Publié le : 12 Septembre 2007
Cromarty

    Musée du Tribunal de Cromarty

    Le Musée installé dans le Court House a reçu de nombreuses distinctions. L’attraction principale est la reconstitution d’une audience au tribunal au 18ème siècle. Dans la salle historique des mannequins parlent et même se meuvent à notre entrée. Le shérif a l’air vivant. La présentation du tribunal n’est pas une attraction gratuite. Elle veut démontrer les différences entre juridiction anglaise (Commonlaw) et la juridiction écossaise avec l’individualisation de la peine (comme dans le Droit Français). C’est cette différence dans le Droit Ecossais qui permettait aux jeunes couples de se marier sans le consentement des parents. Autrefois, en 1969 Eti et Tchouka avaient fait le voyage d’Ecosse pour se marier.  Ce n’est qu’un élément de visite parmi d’autres.

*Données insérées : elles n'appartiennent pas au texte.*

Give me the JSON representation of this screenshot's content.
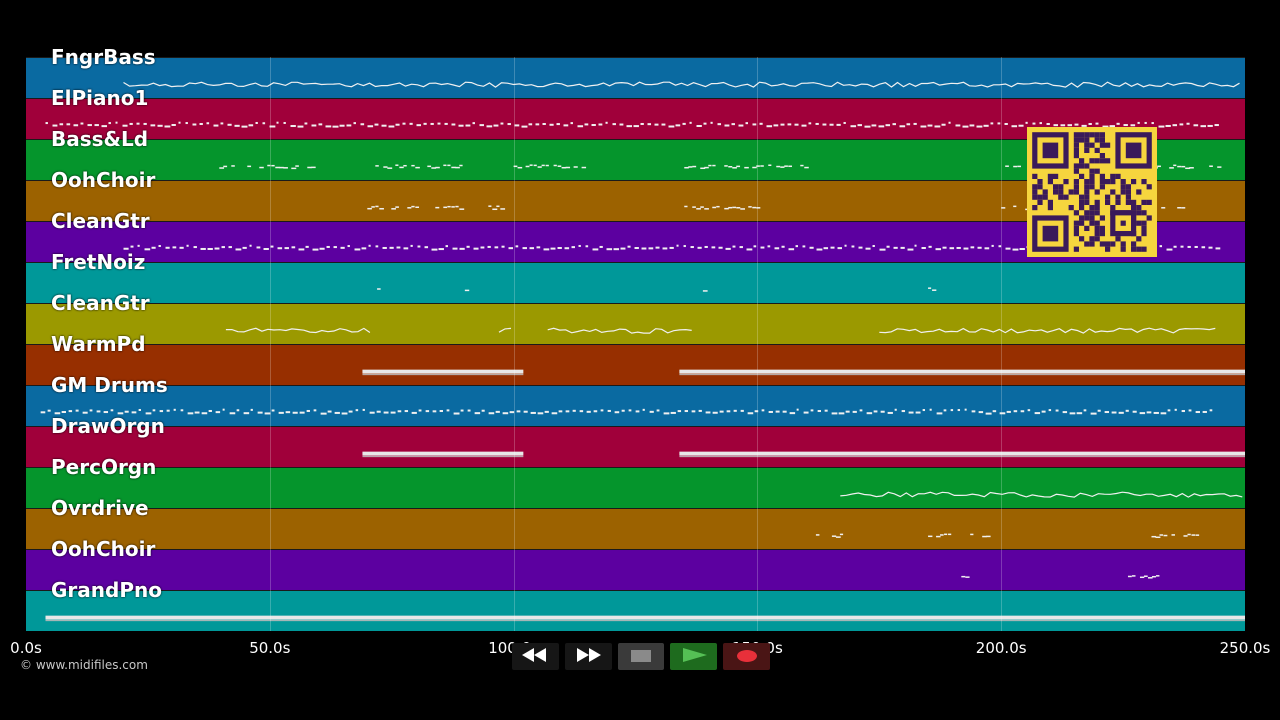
{
  "tracks": [
    {
      "name": "FngrBass",
      "color": "#0a6aa1",
      "style": "line",
      "segments": [
        [
          20,
          250
        ]
      ]
    },
    {
      "name": "ElPiano1",
      "color": "#a0003a",
      "style": "dash",
      "segments": [
        [
          4,
          245
        ]
      ]
    },
    {
      "name": "Bass&Ld",
      "color": "#05952c",
      "style": "dots",
      "segments": [
        [
          38,
          60
        ],
        [
          70,
          90
        ],
        [
          100,
          115
        ],
        [
          135,
          160
        ],
        [
          200,
          245
        ]
      ]
    },
    {
      "name": "OohChoir",
      "color": "#9c6200",
      "style": "dots",
      "segments": [
        [
          70,
          90
        ],
        [
          94,
          98
        ],
        [
          135,
          150
        ],
        [
          200,
          237
        ]
      ]
    },
    {
      "name": "CleanGtr",
      "color": "#5c00a0",
      "style": "dash",
      "segments": [
        [
          20,
          245
        ]
      ]
    },
    {
      "name": "FretNoiz",
      "color": "#009899",
      "style": "dots",
      "segments": [
        [
          72,
          73
        ],
        [
          90,
          91
        ],
        [
          138,
          139
        ],
        [
          185,
          186
        ]
      ]
    },
    {
      "name": "CleanGtr",
      "color": "#9b9900",
      "style": "line",
      "segments": [
        [
          41,
          71
        ],
        [
          97,
          100
        ],
        [
          107,
          137
        ],
        [
          175,
          245
        ]
      ]
    },
    {
      "name": "WarmPd",
      "color": "#972f00",
      "style": "bar",
      "segments": [
        [
          69,
          102
        ],
        [
          134,
          250
        ]
      ]
    },
    {
      "name": "GM Drums",
      "color": "#0a6aa1",
      "style": "dash",
      "segments": [
        [
          3,
          243
        ]
      ]
    },
    {
      "name": "DrawOrgn",
      "color": "#a0003a",
      "style": "bar",
      "segments": [
        [
          69,
          102
        ],
        [
          134,
          250
        ]
      ]
    },
    {
      "name": "PercOrgn",
      "color": "#05952c",
      "style": "line",
      "segments": [
        [
          167,
          250
        ]
      ]
    },
    {
      "name": "Ovrdrive",
      "color": "#9c6200",
      "style": "dots",
      "segments": [
        [
          162,
          168
        ],
        [
          185,
          190
        ],
        [
          192,
          198
        ],
        [
          230,
          240
        ]
      ]
    },
    {
      "name": "OohChoir",
      "color": "#5c00a0",
      "style": "dots",
      "segments": [
        [
          191,
          194
        ],
        [
          226,
          233
        ]
      ]
    },
    {
      "name": "GrandPno",
      "color": "#009899",
      "style": "bar",
      "segments": [
        [
          4,
          250
        ]
      ]
    }
  ],
  "timeline": {
    "range": [
      0,
      250
    ],
    "ticks": [
      {
        "value": 0,
        "label": "0.0s"
      },
      {
        "value": 50,
        "label": "50.0s"
      },
      {
        "value": 100,
        "label": "100.0s"
      },
      {
        "value": 150,
        "label": "150.0s"
      },
      {
        "value": 200,
        "label": "200.0s"
      },
      {
        "value": 250,
        "label": "250.0s"
      }
    ]
  },
  "copyright": "© www.midifiles.com",
  "controls": [
    {
      "id": "rewind",
      "icon": "rewind-icon",
      "bg": "#161616"
    },
    {
      "id": "fast-forward",
      "icon": "fast-forward-icon",
      "bg": "#161616"
    },
    {
      "id": "stop",
      "icon": "stop-icon",
      "bg": "#3a3a3a"
    },
    {
      "id": "play",
      "icon": "play-icon",
      "bg": "#1e6b1e"
    },
    {
      "id": "record",
      "icon": "record-icon",
      "bg": "#4a1515"
    }
  ],
  "qr_code": {
    "icon": "qr-code-icon",
    "color": "#f6d53e",
    "ink": "#3a1a5a"
  }
}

     On a aussi reconstitué la prison Des objets donnent une foule de détails.. Une autre figure animée fait revivre Sir Thomas Urquhart, châtelain de Cromarty au 17ème siècle, traducteur de Rabelais, gentilhomme excentrique.

    Histoire de Cromarty
     
Une cassette vidéo raconte l’histoire de Cromarty La prospérité de Cromarty au 18ème siècle est due à une situation géographique exceptionnelle : un port naturel permettant d’abriter nombreux navires. Le châtelain entreprenant : George Ross (1760) favorisa l’implantation de trois usines : une fabrique de clous, une brasserie et une filature de toile de chanvre, importé de saint Petersbourg. Ces usines, en plus de la conserverie de harengs et l’abattoir de porcs faisaient de Cromarty une ville très prospère. En plus du château de George Ross on construisit de belles demeures en grès rose. Cette industrialisation draina les paysans des Highlands. Certains d’entre eux ne parlaient pas Anglais. George rosse construisit pour eux la chapelle Gaëlique. Des épidémies en 1830 puis l’arrivée du chemin de fer en Ecosse scellèrent le destin de la petite ville. Les voies d’eau avaient perdu de leur importance. La petite ville s’assoupit vers la fin du 19ème.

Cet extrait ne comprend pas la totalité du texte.